I mentioned in my reply to Tom the Taiwanese church that my congregation shares a building with. I have this hope that someday we'll just start worshipping together, but right now their Taiwanese identity is important to them. They need it. And that's not a bad thing, really.

Heck, if I could find a congregation of English/Irish/West Virginian/Marylander/Lutheran/Methodists in Oregon, I'd probably join. :-)

P.S. an after-thought said...

I'm died in the wool Lutheran, even have the "son" at the end of my maiden name, but I never heard a Norwegian or Swedish cultural tidbit or joke until attending one of those very Scandanavian Lutheran Colleges.
Dad didn't convey any culture to me. Got the German stuff from mom's side, though.

The church I currently attend has many people with non-Lutheran backgrounds as members. For some it is the church they choose because they lean more that way than toward Baptist. For some, they want liturgy, but their old denomination isn't here. For others, it is the compromise in their marriage. For some, it was the result of church shopping.

Ethnic background?? Overwhelmingly Northern European ethnic identity. as is the community, but not 100% white.

Recently, a friend and I were mentioning R who has been an active member of this church for probably 50 years. My friend said, Well, he's really a Catholic, you know.

I've run across people who NEVER go to church, but some how identify with a particular denomination.

BTW, I never heard any of the Garrison Keillor stuff come out of anybody's mouth except when making a joke.

Andy said...

Must be all those big churches in Minnesota throwing off the statistics. :-)

David said...

I often feel that we (ELCA) worry too much about getting non-Lutherans in the door, and need more focus on getting non-churched folks in the door. We get too hung up on not having enough minority representation in our churches and not having enough diversity. where does that leave those people who don't have a church and don't hear the gospel proclaimed?

I for one don't care where the people in my congregation come from. What I care about is that they encounter our risen Lord each time they come to worship, and then enjoy the fellowship of the Christian community.

LutherPunk said...

Stand proud, Andy! I too am an Irish Lutheran. Maybe we can create our own inside jokes, including things like beer and brawling, rather than lutefisk!

Andy said...

Alright! There are two of us! Irish Lutheran unite!

P.S. an after-thought said...

Big churches in minnesota throwing off the statistics? Did you mean my comment? This whole town has the number 620 for population on the town sign.

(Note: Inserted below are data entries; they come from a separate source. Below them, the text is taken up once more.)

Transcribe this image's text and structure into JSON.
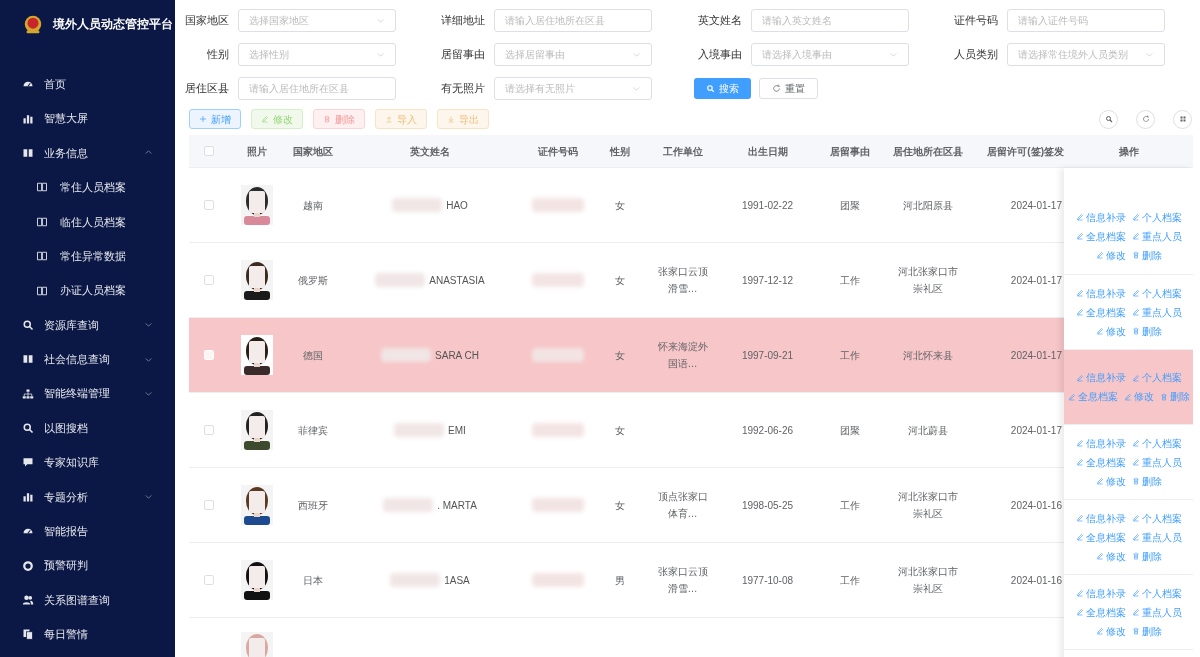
{
  "app": {
    "title": "境外人员动态管控平台"
  },
  "sidebar": {
    "items": [
      {
        "label": "首页"
      },
      {
        "label": "智慧大屏"
      },
      {
        "label": "业务信息",
        "expanded": true,
        "children": [
          {
            "label": "常住人员档案"
          },
          {
            "label": "临住人员档案"
          },
          {
            "label": "常住异常数据"
          },
          {
            "label": "办证人员档案"
          }
        ]
      },
      {
        "label": "资源库查询",
        "expanded": false
      },
      {
        "label": "社会信息查询",
        "expanded": false
      },
      {
        "label": "智能终端管理",
        "expanded": false
      },
      {
        "label": "以图搜档"
      },
      {
        "label": "专家知识库"
      },
      {
        "label": "专题分析",
        "expanded": false
      },
      {
        "label": "智能报告"
      },
      {
        "label": "预警研判"
      },
      {
        "label": "关系图谱查询"
      },
      {
        "label": "每日警情"
      }
    ]
  },
  "filters": [
    {
      "label": "国家地区",
      "placeholder": "选择国家地区",
      "kind": "select"
    },
    {
      "label": "详细地址",
      "placeholder": "请输入居住地所在区县",
      "kind": "input"
    },
    {
      "label": "英文姓名",
      "placeholder": "请输入英文姓名",
      "kind": "input"
    },
    {
      "label": "证件号码",
      "placeholder": "请输入证件号码",
      "kind": "input"
    },
    {
      "label": "性别",
      "placeholder": "选择性别",
      "kind": "select"
    },
    {
      "label": "居留事由",
      "placeholder": "选择居留事由",
      "kind": "select"
    },
    {
      "label": "入境事由",
      "placeholder": "请选择入境事由",
      "kind": "select"
    },
    {
      "label": "人员类别",
      "placeholder": "请选择常住境外人员类别",
      "kind": "select"
    },
    {
      "label": "居住区县",
      "placeholder": "请输入居住地所在区县",
      "kind": "input"
    },
    {
      "label": "有无照片",
      "placeholder": "请选择有无照片",
      "kind": "select"
    }
  ],
  "search_button": "搜索",
  "reset_button": "重置",
  "toolbar": [
    {
      "label": "新增",
      "kind": "add"
    },
    {
      "label": "修改",
      "kind": "edit"
    },
    {
      "label": "删除",
      "kind": "delete"
    },
    {
      "label": "导入",
      "kind": "import"
    },
    {
      "label": "导出",
      "kind": "export"
    }
  ],
  "table": {
    "header_checked": false,
    "columns": [
      "照片",
      "国家地区",
      "英文姓名",
      "证件号码",
      "性别",
      "工作单位",
      "出生日期",
      "居留事由",
      "居住地所在区县",
      "居留许可(签)签发",
      "操作"
    ],
    "rows": [
      {
        "checked": false,
        "highlighted": false,
        "country": "越南",
        "name": "HAO",
        "gender": "女",
        "birth": "1991-02-22",
        "reason": "团聚",
        "district": "河北阳原县",
        "permit": "2024-01-17",
        "actions": [
          {
            "label": "信息补录",
            "kind": "edit"
          },
          {
            "label": "个人档案",
            "kind": "edit"
          },
          {
            "label": "全息档案",
            "kind": "edit"
          },
          {
            "label": "重点人员",
            "kind": "edit"
          },
          {
            "label": "修改",
            "kind": "edit"
          },
          {
            "label": "删除",
            "kind": "delete"
          }
        ]
      },
      {
        "checked": false,
        "highlighted": false,
        "country": "俄罗斯",
        "name": "ANASTASIA",
        "gender": "女",
        "work": "张家口云顶滑雪…",
        "birth": "1997-12-12",
        "reason": "工作",
        "district": "河北张家口市崇礼区",
        "permit": "2024-01-17",
        "actions": [
          {
            "label": "信息补录",
            "kind": "edit"
          },
          {
            "label": "个人档案",
            "kind": "edit"
          },
          {
            "label": "全息档案",
            "kind": "edit"
          },
          {
            "label": "重点人员",
            "kind": "edit"
          },
          {
            "label": "修改",
            "kind": "edit"
          },
          {
            "label": "删除",
            "kind": "delete"
          }
        ]
      },
      {
        "checked": false,
        "highlighted": true,
        "country": "德国",
        "name": "SARA CH",
        "gender": "女",
        "work": "怀来海淀外国语…",
        "birth": "1997-09-21",
        "reason": "工作",
        "district": "河北怀来县",
        "permit": "2024-01-17",
        "actions": [
          {
            "label": "信息补录",
            "kind": "edit"
          },
          {
            "label": "个人档案",
            "kind": "edit"
          },
          {
            "label": "全息档案",
            "kind": "edit"
          },
          {
            "label": "修改",
            "kind": "edit"
          },
          {
            "label": "删除",
            "kind": "delete"
          }
        ]
      },
      {
        "checked": false,
        "highlighted": false,
        "country": "菲律宾",
        "name": "EMI",
        "gender": "女",
        "birth": "1992-06-26",
        "reason": "团聚",
        "district": "河北蔚县",
        "permit": "2024-01-17",
        "actions": [
          {
            "label": "信息补录",
            "kind": "edit"
          },
          {
            "label": "个人档案",
            "kind": "edit"
          },
          {
            "label": "全息档案",
            "kind": "edit"
          },
          {
            "label": "重点人员",
            "kind": "edit"
          },
          {
            "label": "修改",
            "kind": "edit"
          },
          {
            "label": "删除",
            "kind": "delete"
          }
        ]
      },
      {
        "checked": false,
        "highlighted": false,
        "country": "西班牙",
        "name": ". MARTA",
        "gender": "女",
        "work": "顶点张家口体育…",
        "birth": "1998-05-25",
        "reason": "工作",
        "district": "河北张家口市崇礼区",
        "permit": "2024-01-16",
        "actions": [
          {
            "label": "信息补录",
            "kind": "edit"
          },
          {
            "label": "个人档案",
            "kind": "edit"
          },
          {
            "label": "全息档案",
            "kind": "edit"
          },
          {
            "label": "重点人员",
            "kind": "edit"
          },
          {
            "label": "修改",
            "kind": "edit"
          },
          {
            "label": "删除",
            "kind": "delete"
          }
        ]
      },
      {
        "checked": false,
        "highlighted": false,
        "country": "日本",
        "name": "1ASA",
        "gender": "男",
        "work": "张家口云顶滑雪…",
        "birth": "1977-10-08",
        "reason": "工作",
        "district": "河北张家口市崇礼区",
        "permit": "2024-01-16",
        "actions": [
          {
            "label": "信息补录",
            "kind": "edit"
          },
          {
            "label": "个人档案",
            "kind": "edit"
          },
          {
            "label": "全息档案",
            "kind": "edit"
          },
          {
            "label": "重点人员",
            "kind": "edit"
          },
          {
            "label": "修改",
            "kind": "edit"
          },
          {
            "label": "删除",
            "kind": "delete"
          }
        ]
      },
      {
        "highlighted": false
      }
    ]
  }
}
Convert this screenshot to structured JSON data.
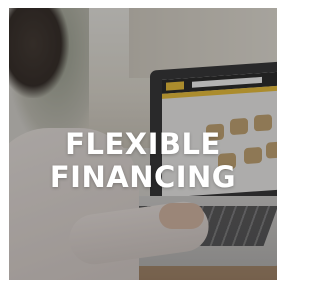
{
  "banner": {
    "headline_line1": "FLEXIBLE",
    "headline_line2": "FINANCING"
  }
}
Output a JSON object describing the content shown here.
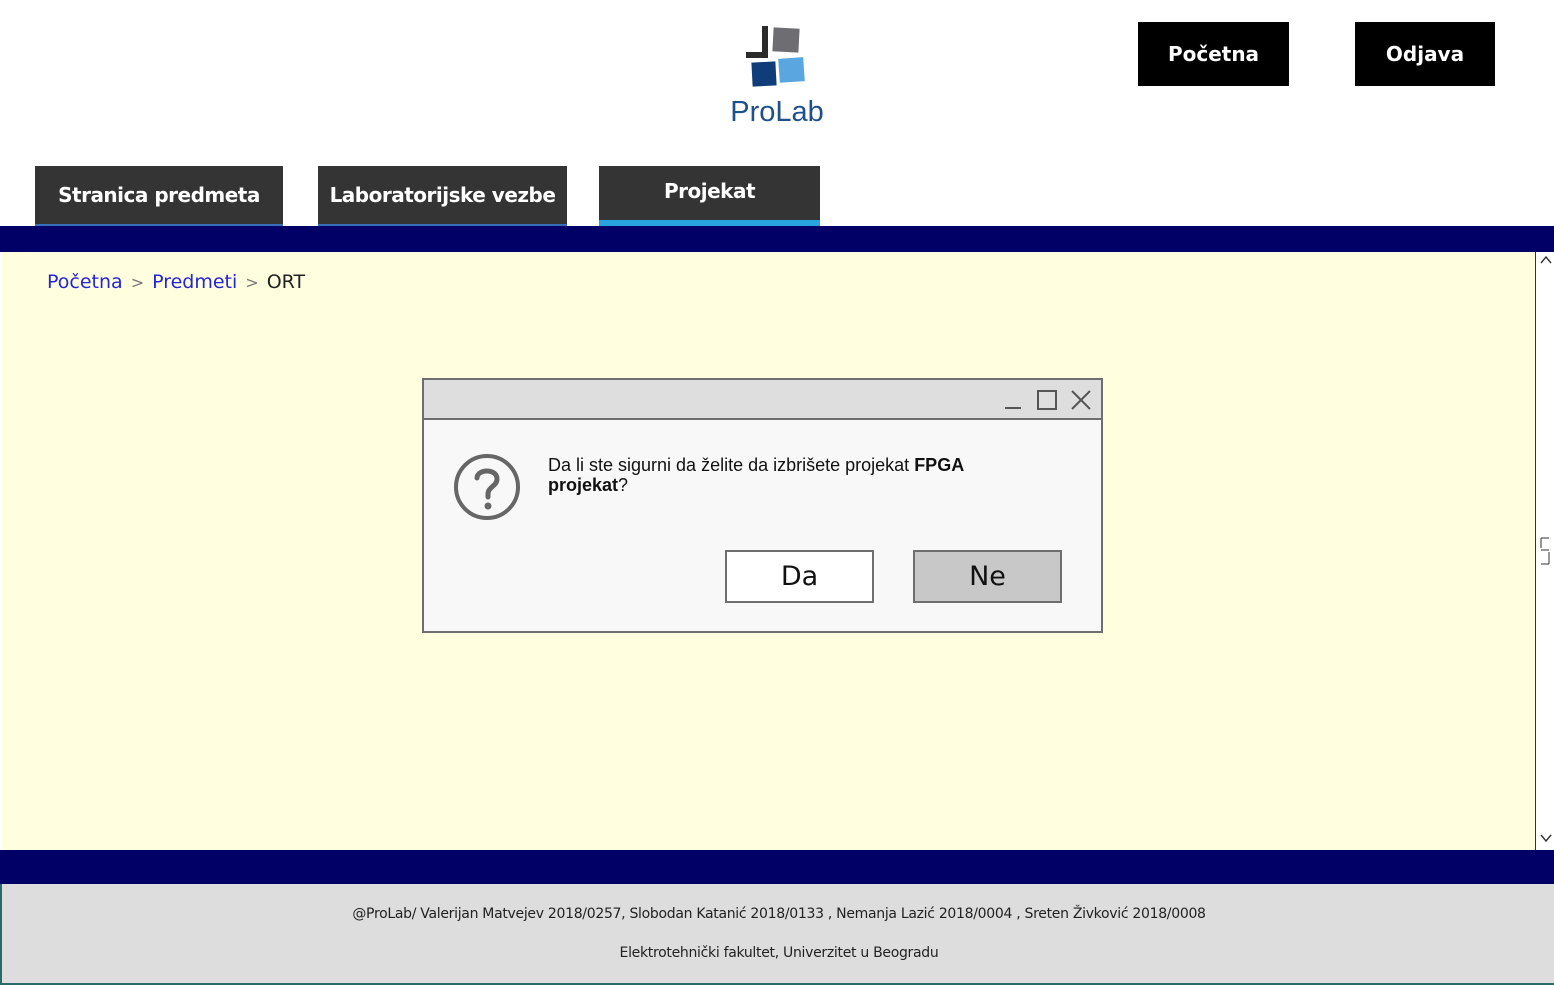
{
  "header": {
    "logo_text": "ProLab",
    "home_button": "Početna",
    "logout_button": "Odjava"
  },
  "tabs": [
    {
      "label": "Stranica predmeta"
    },
    {
      "label": "Laboratorijske vezbe"
    },
    {
      "label": "Projekat",
      "active": true
    }
  ],
  "breadcrumb": {
    "items": [
      "Početna",
      "Predmeti",
      "ORT"
    ],
    "separator": ">"
  },
  "dialog": {
    "message_prefix": "Da li ste sigurni da želite da izbrišete projekat ",
    "project_name": "FPGA projekat",
    "message_suffix": "?",
    "yes_label": "Da",
    "no_label": "Ne",
    "icon": "question-circle-icon"
  },
  "footer": {
    "authors": "@ProLab/ Valerijan Matvejev 2018/0257, Slobodan Katanić 2018/0133 , Nemanja Lazić 2018/0004 , Sreten Živković 2018/0008",
    "institution": "Elektrotehnički fakultet, Univerzitet u Beogradu"
  },
  "colors": {
    "band": "#000066",
    "content_bg": "#ffffdf",
    "tab_bg": "#343434",
    "active_tab_underline": "#29a3e0",
    "link": "#2424d8"
  }
}
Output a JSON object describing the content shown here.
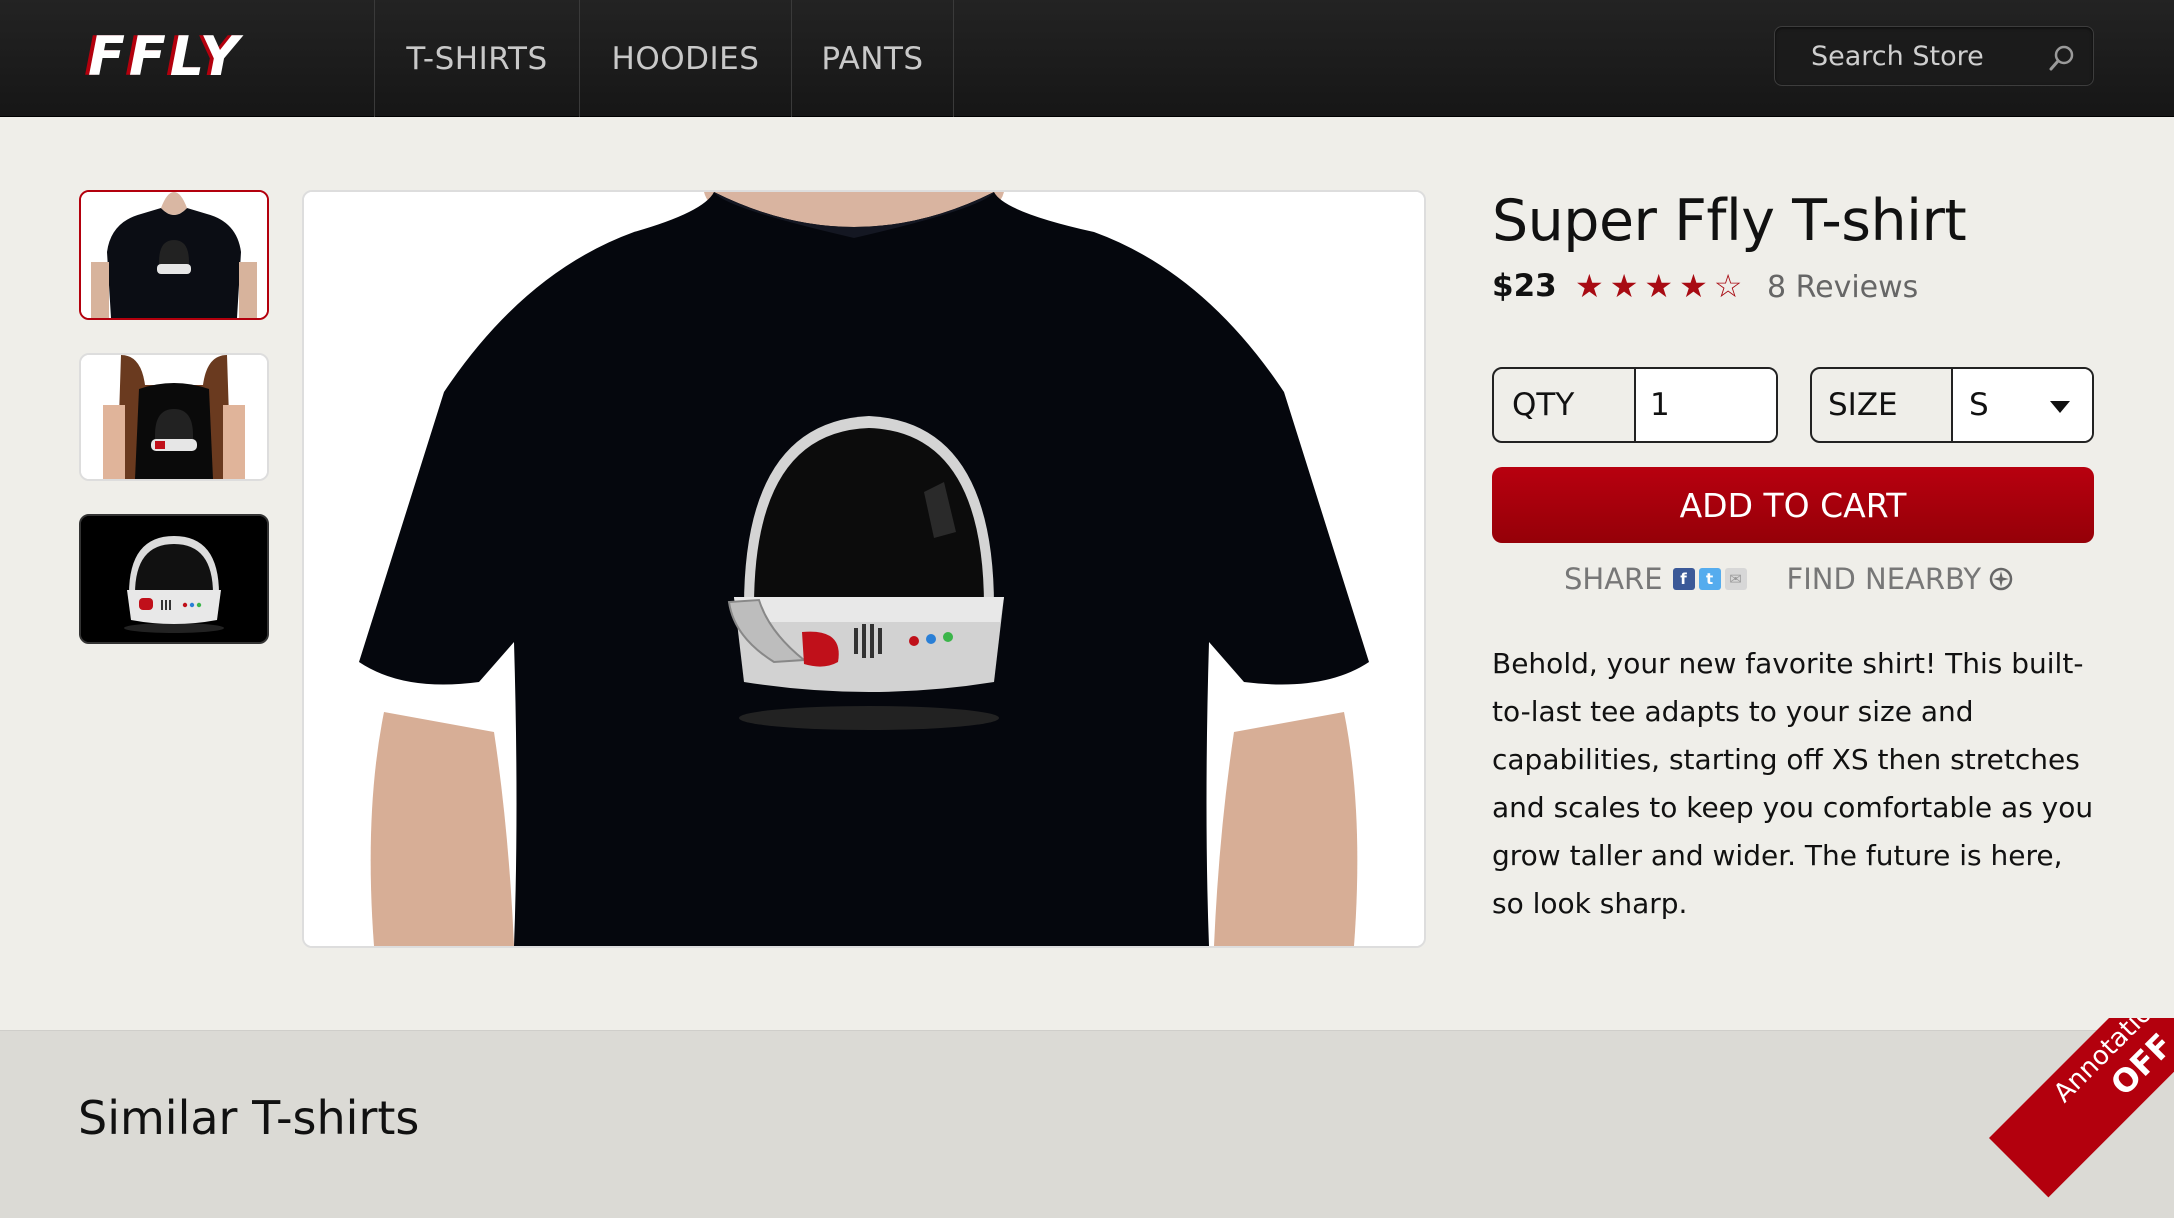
{
  "header": {
    "logo": "FFLY",
    "nav": [
      "T-SHIRTS",
      "HOODIES",
      "PANTS"
    ],
    "search_placeholder": "Search Store"
  },
  "product": {
    "title": "Super Ffly T-shirt",
    "price": "$23",
    "rating": 4,
    "rating_max": 5,
    "reviews_label": "8 Reviews",
    "qty_label": "QTY",
    "qty_value": "1",
    "size_label": "SIZE",
    "size_value": "S",
    "add_to_cart": "ADD TO CART",
    "share_label": "SHARE",
    "find_nearby_label": "FIND NEARBY",
    "description": "Behold, your new favorite shirt! This built-to-last tee adapts to your size and capabilities, starting off XS then stretches and scales to keep you comfortable as you grow taller and wider. The future is here, so look sharp."
  },
  "similar": {
    "title": "Similar T-shirts"
  },
  "ribbon": {
    "line1": "Annotations:",
    "line2": "OFF"
  },
  "colors": {
    "accent": "#b3000d",
    "star": "#a80b13",
    "topbar": "#1b1b1b",
    "page_bg": "#efeee9"
  },
  "icons": [
    "search-icon",
    "star-icon",
    "facebook-icon",
    "twitter-icon",
    "mail-icon",
    "compass-icon",
    "chevron-down-icon"
  ]
}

I actually think that small towns are more "integrated" than cities in one respect: the various income groups are more integrated.

Ross said...

I've been expressing for a while that Lutheran theology is the most accessible theology for all people. Lutheran heritage, on the other hand, is like an inside joke.

I'm sorry that you have become the butt of that joke.

Lee said...

Scots-Lutheran here (though I've been cheating and going to an Episcopal church for the last year). My paternal great-grandaddy was a Lutheran too. Maybe it just skipped a couple generations.

Andy said...

ps,

I meant it's the big churches in Minnesota that are giving us statistics saying 90% of Lutherans were born Lutheran or married a Lutheran. I'm joking, of course.

In fact, I hope everyone realizes this post was meant as a tongue-in-cheek kind of thing. I really don't feel like an outsider, though I know a lot of newcomers to Lutheran chuches (my wife included) do.

Andy said...

Ross,

I think you hit the nail on the head. Our theology is great and everyone would love it if they didn't get put off by lutefisk and the fact that everyone laughs when they hear the name Ole without even waiting to hear what the joke is.